Contrary to depictions in historical fiction and television, the Wars of the Roses was not just the story of Warwick the Kingmaker, Edward IV, Richard III, and the Princes in the Tower. Recent academic research has stressed that the civil wars that rocked England in 1450-1500 had very real consequences for ordinary men and women, who also had the opportunity to influence the course of events. The Wars also coincided with fundamental changes in the nation’s social structure, cultural tastes, and relationships with its subject territories of Ireland and Wales.
This course seeks to acquaint students with new trends in the study of the Wars of the Roses, as well as encouraging them to assess the significance of the conflict outside the world of kings and nobles. We shall examine poems and manifestos written by English peasants and townspeople to see how they reacted to political chaos, and also think about the ways in which the leading figures of the Wars of the Roses tried to appeal to an increasingly literate and politically aware populace. In addition, we shall think about the impact of warfare on the English people, from the soldiers who fought on battlefields to the inhabitants of towns ransacked by armies. We will also learn about ideas of gender and sexuality prevalent in late medieval England, and how these views affected popular attitudes towards the kings and queens of England in 1450-1500.

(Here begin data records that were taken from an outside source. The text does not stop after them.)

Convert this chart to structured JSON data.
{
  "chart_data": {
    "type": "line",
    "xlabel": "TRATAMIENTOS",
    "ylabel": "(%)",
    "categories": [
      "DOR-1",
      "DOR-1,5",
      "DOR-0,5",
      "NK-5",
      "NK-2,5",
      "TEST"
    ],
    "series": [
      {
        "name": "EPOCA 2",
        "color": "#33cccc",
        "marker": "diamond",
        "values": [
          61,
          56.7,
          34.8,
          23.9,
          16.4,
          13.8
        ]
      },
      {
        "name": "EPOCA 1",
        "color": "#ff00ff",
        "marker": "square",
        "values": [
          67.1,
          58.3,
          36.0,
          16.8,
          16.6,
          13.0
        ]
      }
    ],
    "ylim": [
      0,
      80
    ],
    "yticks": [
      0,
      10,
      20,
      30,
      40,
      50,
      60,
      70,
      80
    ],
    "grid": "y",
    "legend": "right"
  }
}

Moving beyond England, Ireland and Wales played a large role in the Wars of the Roses, with several contenders for the throne using these English-held territories as bases for mounting their challenges to royal authority. But did the prominence of Ireland and Wales in dynastic warfare prompt a fundamental shift in the balance of power between different parts of the British Isles? Lastly, the module considers England’s place within the world of humanist scholarship and Renaissance art emerging in the 15th century. In particular, we shall discuss how these new cultural trends influenced the ways in which contemporaries wrote about the Wars of the Roses and, hence, the narratives that have been passed down to us today.
Learning outcomes
- To become familiar with new trends in research on the Wars of the Roses;
- To analyse 15th-century primary sources written by those outside the English social elite;
- To evaluate historians’ arguments.